AFAIK this auto-generated primary-key setup has been changed once. In over twenty years. If that rate of change is too much for you, then I strongly recommend you avoid anything to do with web programming or mobile apps.
What I am trying to
do is, set an existing column as IDENTITY so that it is unique primary
key and auto increments on its own. I have found 3 solutions all
around the web:
id integer NOT NULL PRIMARY KEY GENERATED ALWAYS AS IDENTITY
id serial NOT NULL PRIMARY KEY SERIAL
id bigint NOT NULL DEFAULT nextval(some_seq)
The third one seems a hard-coded solution and not very feasible if I
have, say, 500 tables, because I will need 500 sequence numbers
against each PK, so I can not do that.
It's exactly what the second solution does. I don't see why having 500 sequences is something you can't do. Assuming you've managed to get yourself into a position where you have 500 tables you didn't set up correctly in the first place.

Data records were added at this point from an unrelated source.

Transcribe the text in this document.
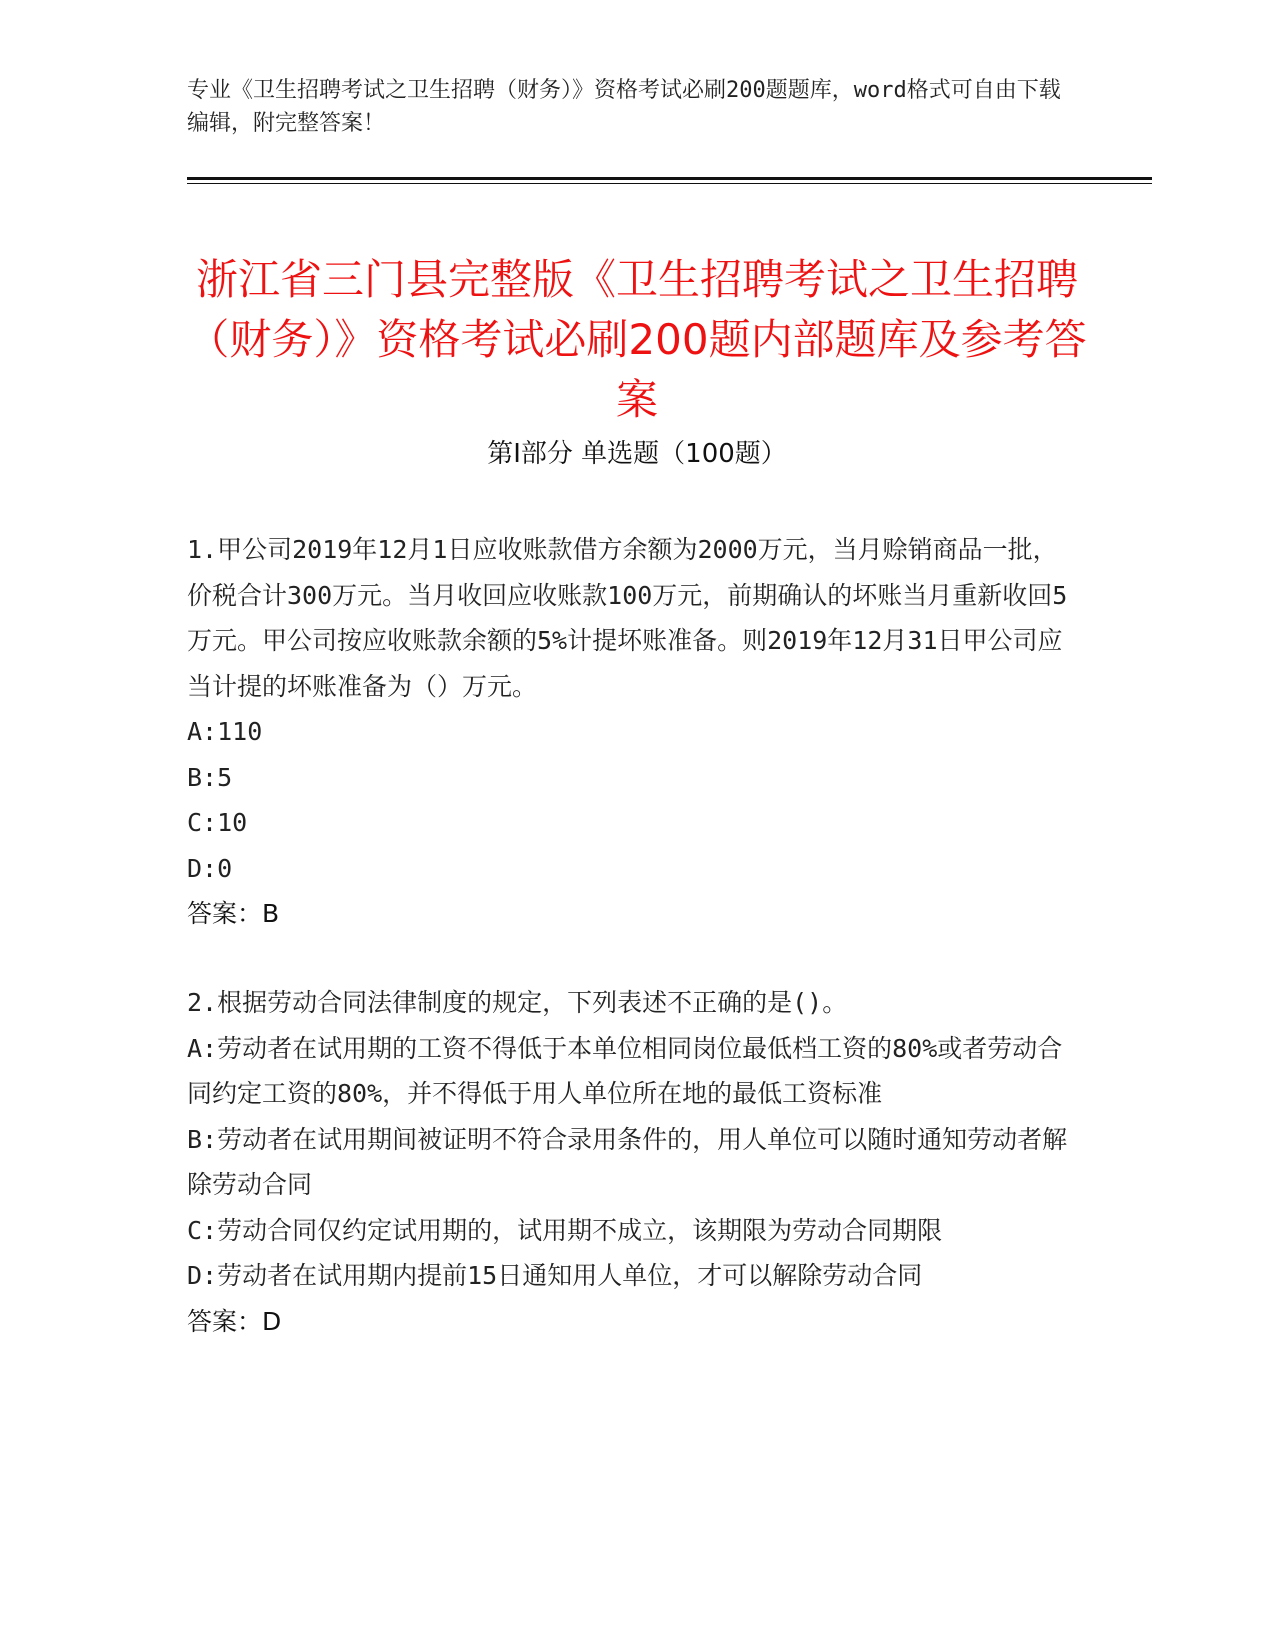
专业《卫生招聘考试之卫生招聘（财务）》资格考试必刷200题题库，word格式可自由下载编辑，附完整答案！
浙江省三门县完整版《卫生招聘考试之卫生招聘（财务）》资格考试必刷200题内部题库及参考答案
第I部分 单选题（100题）

1.甲公司2019年12月1日应收账款借方余额为2000万元，当月赊销商品一批，价税合计300万元。当月收回应收账款100万元，前期确认的坏账当月重新收回5万元。甲公司按应收账款余额的5%计提坏账准备。则2019年12月31日甲公司应当计提的坏账准备为（）万元。

A:110

B:5

C:10

D:0

答案：B

2.根据劳动合同法律制度的规定，下列表述不正确的是()。

A:劳动者在试用期的工资不得低于本单位相同岗位最低档工资的80%或者劳动合同约定工资的80%，并不得低于用人单位所在地的最低工资标准

B:劳动者在试用期间被证明不符合录用条件的，用人单位可以随时通知劳动者解除劳动合同

C:劳动合同仅约定试用期的，试用期不成立，该期限为劳动合同期限

D:劳动者在试用期内提前15日通知用人单位，才可以解除劳动合同

答案：D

My server is running PostgreSQL v9.6.9 on Linux Ubuntu Machine if that helps.
It does indeed.
Let's not go poking around at random nonsense on the internet, let's look at the actual postgresql.org manuals:
https://www.postgresql.org/docs/9.6/sql-createtable.html
No mention of IDENTITY there, is there? No wonder it is complaining about your syntax.
https://www.postgresql.org/docs/12/sql-createtable.html
It is in the current docs, because they added the feature back in version 10.

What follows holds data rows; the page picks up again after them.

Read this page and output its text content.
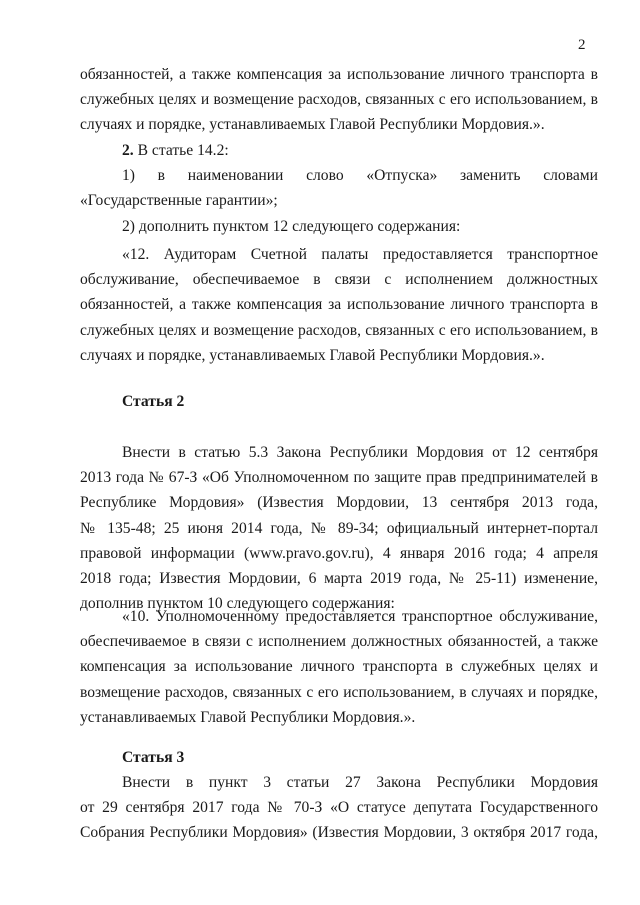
2
обязанностей, а также компенсация за использование личного транспорта в
служебных целях и возмещение расходов, связанных с его использованием, в
случаях и порядке, устанавливаемых Главой Республики Мордовия.».
2. В статье 14.2:
1) в наименовании слово «Отпуска» заменить словами
«Государственные гарантии»;
2) дополнить пунктом 12 следующего содержания:
«12. Аудиторам Счетной палаты предоставляется транспортное
обслуживание, обеспечиваемое в связи с исполнением должностных
обязанностей, а также компенсация за использование личного транспорта в
служебных целях и возмещение расходов, связанных с его использованием, в
случаях и порядке, устанавливаемых Главой Республики Мордовия.».
Статья 2
Внести в статью 5.3 Закона Республики Мордовия от 12 сентября
2013 года № 67-З «Об Уполномоченном по защите прав предпринимателей в
Республике Мордовия» (Известия Мордовии, 13 сентября 2013 года,
№ 135-48; 25 июня 2014 года, № 89-34; официальный интернет-портал
правовой информации (www.pravo.gov.ru), 4 января 2016 года; 4 апреля
2018 года; Известия Мордовии, 6 марта 2019 года, № 25-11) изменение,
дополнив пунктом 10 следующего содержания:
«10. Уполномоченному предоставляется транспортное обслуживание,
обеспечиваемое в связи с исполнением должностных обязанностей, а также
компенсация за использование личного транспорта в служебных целях и
возмещение расходов, связанных с его использованием, в случаях и порядке,
устанавливаемых Главой Республики Мордовия.».
Статья 3
Внести в пункт 3 статьи 27 Закона Республики Мордовия
от 29 сентября 2017 года № 70-З «О статусе депутата Государственного
Собрания Республики Мордовия» (Известия Мордовии, 3 октября 2017 года,
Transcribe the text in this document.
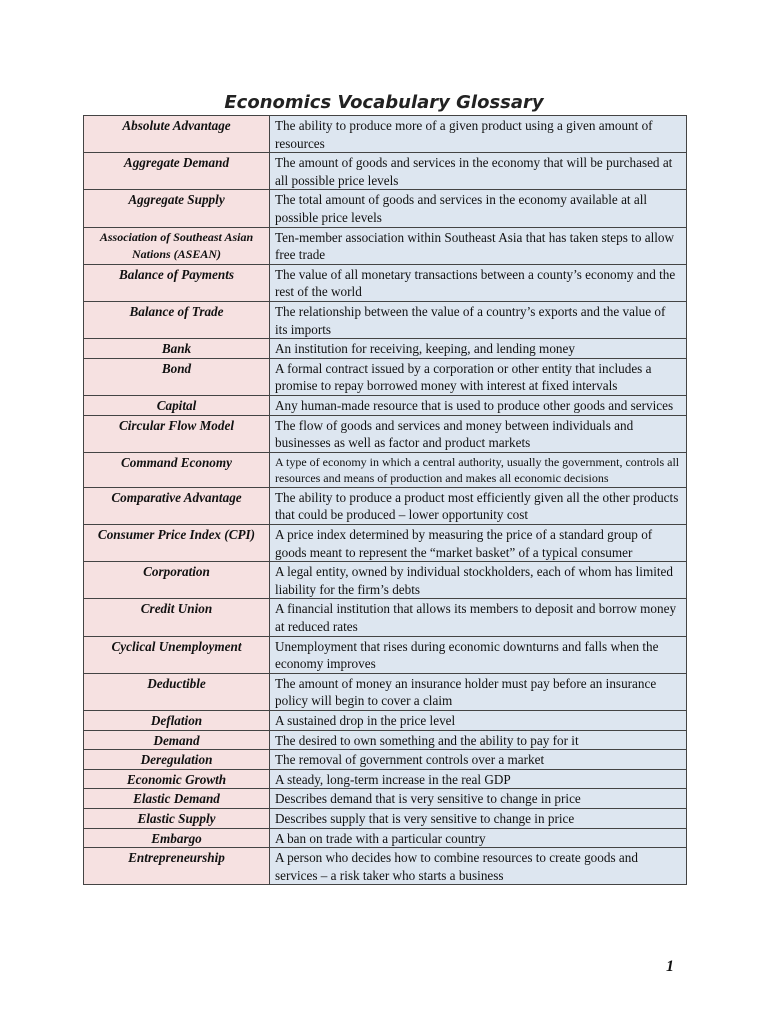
Economics Vocabulary Glossary
Absolute Advantage	The ability to produce more of a given product using a given amount of resources
Aggregate Demand	The amount of goods and services in the economy that will be purchased at all possible price levels
Aggregate Supply	The total amount of goods and services in the economy available at all possible price levels
Association of Southeast Asian Nations (ASEAN)	Ten-member association within Southeast Asia that has taken steps to allow free trade
Balance of Payments	The value of all monetary transactions between a county’s economy and the rest of the world
Balance of Trade	The relationship between the value of a country’s exports and the value of its imports
Bank	An institution for receiving, keeping, and lending money
Bond	A formal contract issued by a corporation or other entity that includes a promise to repay borrowed money with interest at fixed intervals
Capital	Any human-made resource that is used to produce other goods and services
Circular Flow Model	The flow of goods and services and money between individuals and businesses as well as factor and product markets
Command Economy	A type of economy in which a central authority, usually the government, controls all resources and means of production and makes all economic decisions
Comparative Advantage	The ability to produce a product most efficiently given all the other products that could be produced – lower opportunity cost
Consumer Price Index (CPI)	A price index determined by measuring the price of a standard group of goods meant to represent the “market basket” of a typical consumer
Corporation	A legal entity, owned by individual stockholders, each of whom has limited liability for the firm’s debts
Credit Union	A financial institution that allows its members to deposit and borrow money at reduced rates
Cyclical Unemployment	Unemployment that rises during economic downturns and falls when the economy improves
Deductible	The amount of money an insurance holder must pay before an insurance policy will begin to cover a claim
Deflation	A sustained drop in the price level
Demand	The desired to own something and the ability to pay for it
Deregulation	The removal of government controls over a market
Economic Growth	A steady, long-term increase in the real GDP
Elastic Demand	Describes demand that is very sensitive to change in price
Elastic Supply	Describes supply that is very sensitive to change in price
Embargo	A ban on trade with a particular country
Entrepreneurship	A person who decides how to combine resources to create goods and services – a risk taker who starts a business
1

So - since you seem to have created 500 tables without thinking through your requirements, you are faced with the prospect of doing it yourself.
richardh=> CREATE TABLE t (id integer not null primary key, a text);
CREATE TABLE
richardh=> INSERT INTO t VALUES (1, 'aaa'), (2, 'bbb');
INSERT 0 2
richardh=> CREATE SEQUENCE t_id_seq;
CREATE SEQUENCE
richardh=> ALTER TABLE t ALTER COLUMN id SET DEFAULT nextval('t_id_seq');
ALTER TABLE
richardh=> SELECT setval('t_id_seq', max(id)) FROM t;
setval
--------
2
(1 row)
richardh=> INSERT INTO t VALUES (DEFAULT, 'ccc');
INSERT 0 1
richardh=> SELECT * FROM t ORDER BY id;
id | a
----+-----
1 | aaa
2 | bbb
3 | ccc
(3 rows)
There - not so terrible, was it?
Obviously you could script this with plpgsql and some EXECUTE commands, or perhaps create an external sql script with some regex grep+transform magic.
Note that the key limitation here is that the sequences are not directly attached to the tables. If you drop a table then the sequence will persist. A key advantage (which may not apply to your use case) is that you can share the sequence numbers between multiple tables (or indeed used directly by an application and not stored in a table at all).
Since you seem averse to change, I should point out that version 9.6 will be end-of-life within a couple of years (probably 2022/2023) and you may wish to consider moving to the current latest release (version 12 as of July 2020) for longer-term stability.